Das Oberlandesgericht Hamm hatte mit Urteil vom 22.02.2017 (30 U 115/16) einen recht amüsanten Fall zu entscheiden. Grundstückseigentümer und Hauptvermieter und Untermieter versuchten, den Hauptmieter (= Untervermieter) hereinzulegen, was gründlich daneben ging.

Der Eigentümer vermietete eine Gewerbeimmobilie an den Mieter. Dieser vermietet die Räume unter, wobei zwischen Mieter und Untermieter eine Mietdauer bis 31.07.2016 vereinbart wird. Der Untermieter zahlt ab Dezember 2014 keine Miete mehr, sondern erklärt die fristlose Kündigung gegenüber dem Mieter (= Untervermieter) mit der Begründung, das Hauptmietverhältnis sei aufgrund einer Befristung beendet und der Mieter (= Untervermieter) somit nicht mehr in der Lage, den Untermietvertrag zu erfüllen. Der Mieter (Untervermieter) klagt daraufhin auf Räumung gegen den Untermieter, der sich mit dem Argument verteidigt, er sei zumindest deshalb nicht zur Räumung verpflichtet, weil er mit Wirkung ab Dezember 2014 mit dem Vermieter (= Eigentümer) einen eigenen Mietvertrag geschlossen habe.

Das Oberlandesgericht Hamm verurteilt den Untermieter mit Entscheidung vom 22.02.2017 zur Räumung. Im Rechtsstreit hatte der Untervermieter einen Mietvertrag mit den Eigentümern vorgelegt, der keine Befristung enthielt, sondern auf unbestimmte Zeit lief.
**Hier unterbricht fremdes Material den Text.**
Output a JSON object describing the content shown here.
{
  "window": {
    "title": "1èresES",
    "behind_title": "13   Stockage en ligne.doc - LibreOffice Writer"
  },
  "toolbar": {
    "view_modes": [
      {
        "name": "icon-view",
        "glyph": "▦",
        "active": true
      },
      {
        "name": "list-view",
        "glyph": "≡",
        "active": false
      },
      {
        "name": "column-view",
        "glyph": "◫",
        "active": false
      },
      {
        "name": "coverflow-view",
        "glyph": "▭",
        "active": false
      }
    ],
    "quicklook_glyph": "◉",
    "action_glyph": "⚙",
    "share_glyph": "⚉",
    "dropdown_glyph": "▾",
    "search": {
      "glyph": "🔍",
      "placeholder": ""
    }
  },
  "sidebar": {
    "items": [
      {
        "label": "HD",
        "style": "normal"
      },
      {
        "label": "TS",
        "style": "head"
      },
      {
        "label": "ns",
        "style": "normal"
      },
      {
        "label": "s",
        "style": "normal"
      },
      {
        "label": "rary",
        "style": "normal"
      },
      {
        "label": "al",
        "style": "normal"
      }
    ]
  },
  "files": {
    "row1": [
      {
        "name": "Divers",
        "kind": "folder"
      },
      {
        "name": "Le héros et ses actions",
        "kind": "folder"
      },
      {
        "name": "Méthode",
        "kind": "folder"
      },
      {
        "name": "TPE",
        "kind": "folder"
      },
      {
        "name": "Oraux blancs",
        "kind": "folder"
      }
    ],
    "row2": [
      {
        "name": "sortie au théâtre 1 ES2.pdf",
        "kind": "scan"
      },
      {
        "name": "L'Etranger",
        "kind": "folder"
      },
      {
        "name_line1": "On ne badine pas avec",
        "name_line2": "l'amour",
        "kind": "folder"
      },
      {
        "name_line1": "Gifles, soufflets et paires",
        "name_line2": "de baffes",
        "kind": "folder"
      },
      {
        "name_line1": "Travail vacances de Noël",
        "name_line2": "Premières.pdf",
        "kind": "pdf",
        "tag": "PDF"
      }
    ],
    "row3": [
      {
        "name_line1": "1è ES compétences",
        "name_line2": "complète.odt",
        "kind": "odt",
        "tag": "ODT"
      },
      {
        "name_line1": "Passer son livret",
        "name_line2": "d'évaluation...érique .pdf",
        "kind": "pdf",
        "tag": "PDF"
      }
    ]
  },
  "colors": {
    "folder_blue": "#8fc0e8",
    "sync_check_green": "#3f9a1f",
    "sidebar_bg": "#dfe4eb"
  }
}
Der Untermieter legte hingegen einen Mietvertrag zwischen Eigentümer und Untervermieter vor, der bis 31.12.2014 befristet war, bei dem aber auch angekreuzt wurde, dass das Mietverhältnis auf unbestimmte Zeit laufe und mit einer dreimonatigen Frist jederzeit kündbar war. Der Untermieter behauptete, der Hauptvermieter (Eigentümer) hätte das Mietverhältnis mit dem Mieter (Untervermieter) ordentlich gekündigt. Der Mieter (Untervermieter) bestritt den Zugang der Kündigung. Das Kündigungsschreiben soll angeblich durch den Rechtsanwalt des Eigentümers als Boten in den Briefkasten des Mieters eingeworfen worden sein. Der Rechtsanwalt wird als Zeuge vernommen und das Oberlandesgericht Hamm geht davon aus, dass der Zugang des Kündigungsschreibens nicht bewiesen werden konnte. Zwar hat der Rechtsanwalt bekundet, das Kündigungsschreiben im Auftrag des Eigentümers gefertigt und persönlich in den Briefkasten des Mieters eingeworfen zu haben. Zu Anordnung und Optik der Briefkästen vermochte der Zeuge hingegen keine Angaben zu machen. Weder vermochte er zu bekunden, ob die Briefkästen über- oder nebeneinander angeordnet waren, noch mit Sicherheit, ob sie sich von der Haustür aus gesehen links oder rechts befunden haben. Ebenso hatte er keine genaue Erinnerung an die Beschriftung des Briefkastens des Mieters mehr, insbesondere daran nicht, ob diese nur den Nachnamen oder auch den Vornamen bzw. den Anfangsbuchstaben desselben erhielt. Zu den Beschriftungen der weiteren Briefkästen, insbesondere dazu, ob diese überhaupt beschriftet waren, hatte der Zeuge auch keine Erinnerungen mehr. Angesichts dieser erheblichen Erinnerungslücken ist die Aussage des Zeugen bei der gebotenen Gesamtwürdigung nicht geeignet, eine hinreichend sichere Überzeugung des Gerichts von der Richtigkeit des Vortrags des Untermieters zum Zugang des Kündigungsschreibens zu begründen.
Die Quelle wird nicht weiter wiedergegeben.